- Theatrical release poster
- Directed by: Gordon Douglas
- Written by: Cortland Fitzsimmons (story) Al Martin
- Produced by: Hal Roach, Jr. Glenn Tryon
- Starring: Alan Mowbray Bobby Watson
- Production company: Hal Roach Studios
- Distributed by: United Artists
- Release date: October 22, 1942;
- Running time: 44 minutes
- Country: United States
- Language: English

= The Devil with Hitler =

The Devil with Hitler (released in Great Britain as The Devil Checks Up) is a black-and-white 1942 comedy short propaganda film that was one of Hal Roach's Streamliners short film series. When the board of directors of Hell want Adolf Hitler to take charge, the Devil tries to save his job by making the German dictator perform a good deed.

==Plot==
In the pits of Hell, the board of directors decides to replace Satan with Adolf Hitler. Satan persuades them to give him 48 hours to save his job by getting Hitler to perform a single good deed.

Satan arranges for Hitler's valet, Julius, to appear to blunder several times, resulting in his replacement. Satan takes his place under the name "Gesatan".

Italian dictator Benito Mussolini and a Japanese representative, Suki Yaki, enter. Mussolini presents Hitler with a miniature airplane which he stole from Suki Yaki, who in turn stole it from the Americans. When Suki Yaki activates the airplane, it goes out of control and eventually strikes Hitler in the rear. After Satan causes more trouble, Hitler orders the execution of his astrologer, Louis, who had promised him a peaceful, quiet day.

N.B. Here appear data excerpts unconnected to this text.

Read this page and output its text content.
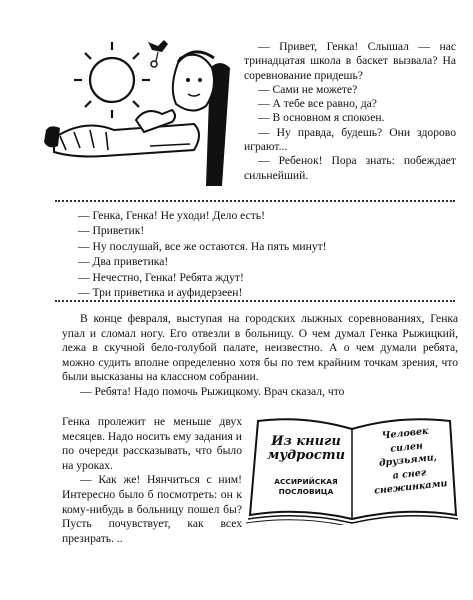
— Привет, Генка! Слышал — нас тринадцатая школа в баскет вызвала? На соревнование придешь?

— Сами не можете?

— А тебе все равно, да?

— В основном я спокоен.

— Ну правда, будешь? Они здорово играют...

— Ребенок! Пора знать: побеждает сильнейший.

— Генка, Генка! Не уходи! Дело есть!

— Приветик!

— Ну послушай, все же остаются. На пять минут!

— Два приветика!

— Нечестно, Генка! Ребята ждут!

— Три приветика и ауфидерзеен!

В конце февраля, выступая на городских лыжных соревнованиях, Генка упал и сломал ногу. Его отвезли в больницу. О чем думал Генка Рыжицкий, лежа в скучной бело-голубой палате, неизвестно. А о чем думали ребята, можно судить вполне определенно хотя бы по тем крайним точкам зрения, что были высказаны на классном собрании.

— Ребята! Надо помочь Рыжицкому. Врач сказал, что

Генка пролежит не меньше двух месяцев. Надо носить ему задания и по очереди рассказывать, что было на уроках.

— Как же! Нянчиться с ним! Интересно было б посмотреть: он к кому-нибудь в больницу пошел бы? Пусть почувствует, как всех презирать. ..

Из книги мудрости
АССИРИЙСКАЯ ПОСЛОВИЦА
Человек
силен
друзьями,
а снег
снежинками
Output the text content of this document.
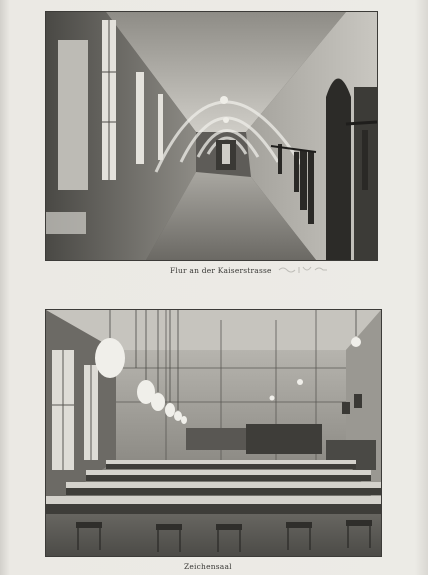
Flur an der Kaiserstrasse
Zeichensaal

He makes Satan his new chief adviser. Satan tells Hitler that he should do one good deed that day, but Hitler has other ideas. He has a bunch of traitors brought in. Insurance salesman Walter Beeter joins the group to try to sell Hitler a policy. When Hitler questions Linda Kraus, an agent sent to spy on the United States, Walter comes to her defense when she refuses to cooperate. Hitler orders the entire group imprisoned to await their execution.

Satan persuades Hitler to get an insurance policy after all, telling him that the money could be used to fund hospitals and retirement homes. However, Hitler buys a policy from Walter for Suki Yaki. The intended victim orders a policy for Mussolini, who purchases life insurance for both Hitler and Suki Yaki. All three men hide alarm clock bombs under each other's pillow, but the bombs are discovered.

Satan impersonates Hitler and releases Walter and Linda, but Hitler finds out and orders them shot by firing squad. Satan convinces everyone that Hitler is the imposter. Hitler is put in front of a firing squad, the same one from which Satan rescued Walter and Linda moments earlier. Suki Yaki and Mussolini pretend not to know him, until he agrees to give them the Pacific and Italy respectively. They chase Satan into a storage room filled with explosives. Satan locks the door, ignites a bomb and gives it to Hitler. Satan gives Hitler the key on condition that he release Walter and Linda. Hitler does so, and Satan returns home to Hell with his position secure. When Hitler arrives in Hell, Satan pays special attention to his punishment.

==Cast==
- Alan Mowbray as The Devil, also known as "Gesatan"
- Bobby Watson as Adolf Hitler
- George E. Stone as Suki Yaki
- Joe Devlin as Benito Mussolini
- Marjorie Woodworth as Linda Kraus
- Douglas Fowley as Walter Beeter
- Herman Bing as Louis
- Sig Arno as Julius

==Sequel==
A sequel called That Nazty Nuisance was released the next year.